For all that Rohr says here, sounding disconcertingly like the hip Americanised Taoism of Alan Watts, it wasn’t meant to be like this. It won’t always be like this. The story of the Fall in Genesis may not be the police report that young Earth creationists like to imagine, but it is true nonetheless. Something happened. We screwed up in some unimaginably profound way, and opened the door to evil across the earth. Creation is broken. It is beautiful, and glorious, and it speaks of God in every molecule, but here on Earth at least it is broken. Pain and grief and death and injustice stride the world like ghastly spectres, feeding where they will. We cannot celebrate this! Our desperate prayer must be for mercy, and justice, and healing, and one day our prayers will be answered, as glorious as God has promised. It is only through the Cross that this healing can flow; perhaps it wouldn’t be too presumptuous to suggest that this is the reason for the Cross, that this is what lies behind the Incarnation itself (Philippians 2:5-11; Colossians 2:14-15; Romans 8:18-25)
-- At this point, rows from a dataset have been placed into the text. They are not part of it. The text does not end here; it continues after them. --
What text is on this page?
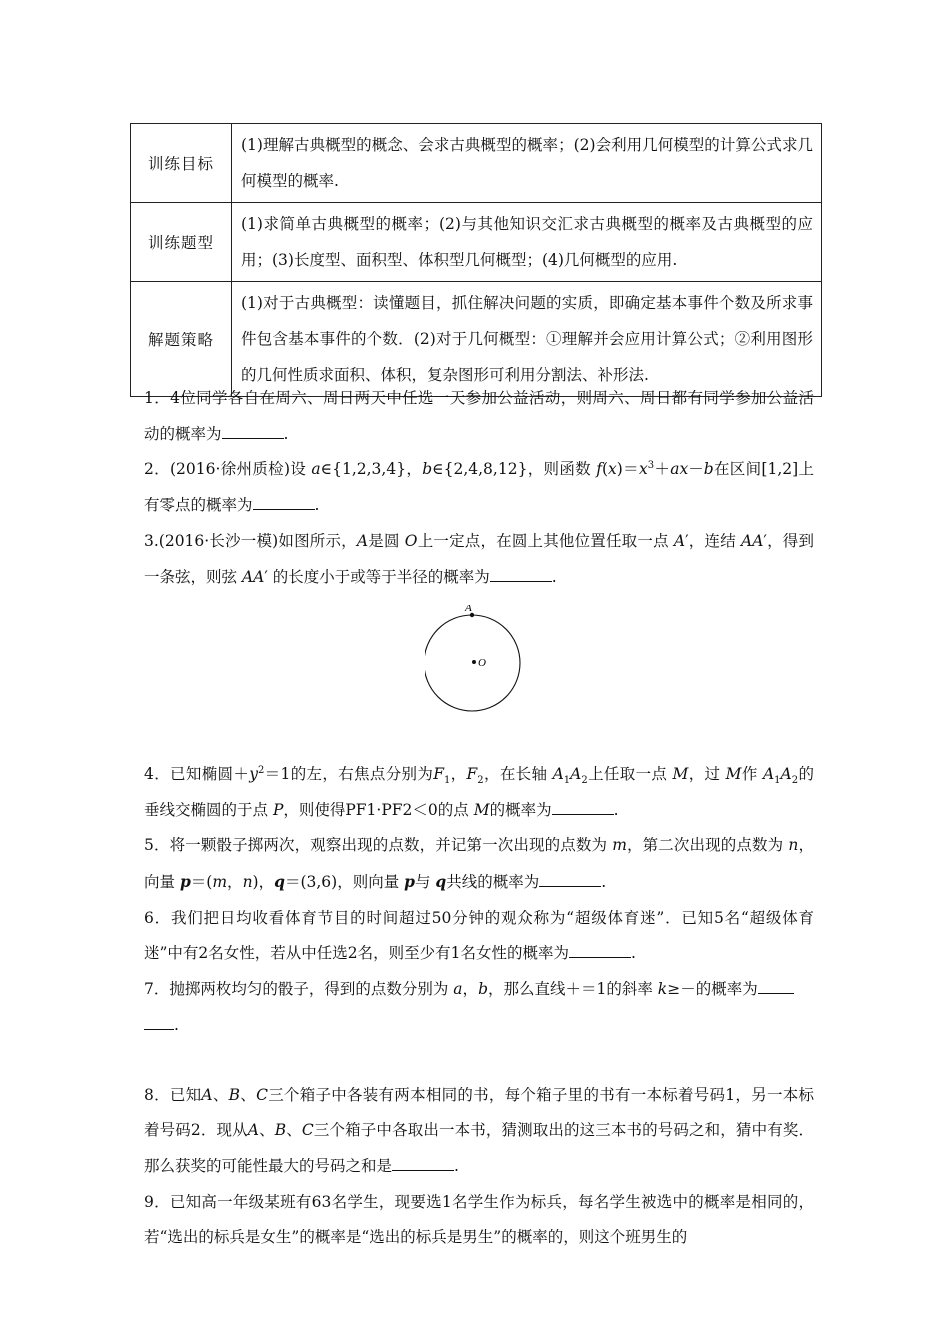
训练目标	(1)理解古典概型的概念、会求古典概型的概率；(2)会利用几何模型的计算公式求几何模型的概率.
训练题型	(1)求简单古典概型的概率；(2)与其他知识交汇求古典概型的概率及古典概型的应用；(3)长度型、面积型、体积型几何概型；(4)几何概型的应用.
解题策略	(1)对于古典概型：读懂题目，抓住解决问题的实质，即确定基本事件个数及所求事件包含基本事件的个数．(2)对于几何概型：①理解并会应用计算公式；②利用图形的几何性质求面积、体积，复杂图形可利用分割法、补形法.

1．4位同学各自在周六、周日两天中任选一天参加公益活动，则周六、周日都有同学参加公益活动的概率为	.

2．(2016·徐州质检)设 a∈{1,2,3,4}，b∈{2,4,8,12}，则函数 $f(x)=x^3+ax-b$在区间[1,2]上有零点的概率为	.

3.(2016·长沙一模)如图所示，A是圆 O上一定点，在圆上其他位置任取一点 A′，连结 AA′，得到一条弦，则弦 AA′ 的长度小于或等于半径的概率为	.

A
O

4．已知椭圆$+y^2=1$的左，右焦点分别为$F_1$，$F_2$，在长轴 $A_1A_2$上任取一点 M，过 M作 $A_1A_2$的垂线交椭圆的于点 P，则使得PF1·PF2＜0的点 M的概率为	.

5．将一颗骰子掷两次，观察出现的点数，并记第一次出现的点数为 m，第二次出现的点数为 n，向量 p＝(m，n)，q＝(3,6)，则向量 p与 q共线的概率为	.

6．我们把日均收看体育节目的时间超过50分钟的观众称为“超级体育迷”．已知5名“超级体育迷”中有2名女性，若从中任选2名，则至少有1名女性的概率为	.

7．抛掷两枚均匀的骰子，得到的点数分别为 a，b，那么直线＋＝1的斜率 k≥－的概率为
.

8．已知A、B、C三个箱子中各装有两本相同的书，每个箱子里的书有一本标着号码1，另一本标着号码2．现从A、B、C三个箱子中各取出一本书，猜测取出的这三本书的号码之和，猜中有奖．那么获奖的可能性最大的号码之和是	.

9．已知高一年级某班有63名学生，现要选1名学生作为标兵，每名学生被选中的概率是相同的，若“选出的标兵是女生”的概率是“选出的标兵是男生”的概率的，则这个班男生的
St. Isaac of Nineveh, writing back in the 7th century, had it right:
An elder was once asked, “What is a merciful heart?” He replied:
“It is a heart on fire for the whole of creation, for humanity, for the birds, for the animals, for demons, and for all that exists. By the recollection of them the eyes of a merciful person pour forth tears in abundance. By the strong and vehement mercy that grips such a person’s heart, and by such great compassion, the heart is humbled and one cannot bear to hear or to see any injury or slight sorrow in any in creation.
For this reason, such a person offers up tearful prayer continually even for irrational beasts, for the enemies of the truth, and for those who harm her or him, that they be protected and receive mercy. And in like manner such a person prays for the family of reptiles because of the great compassion that burns with without measure in a heart that is in the likeness of God.”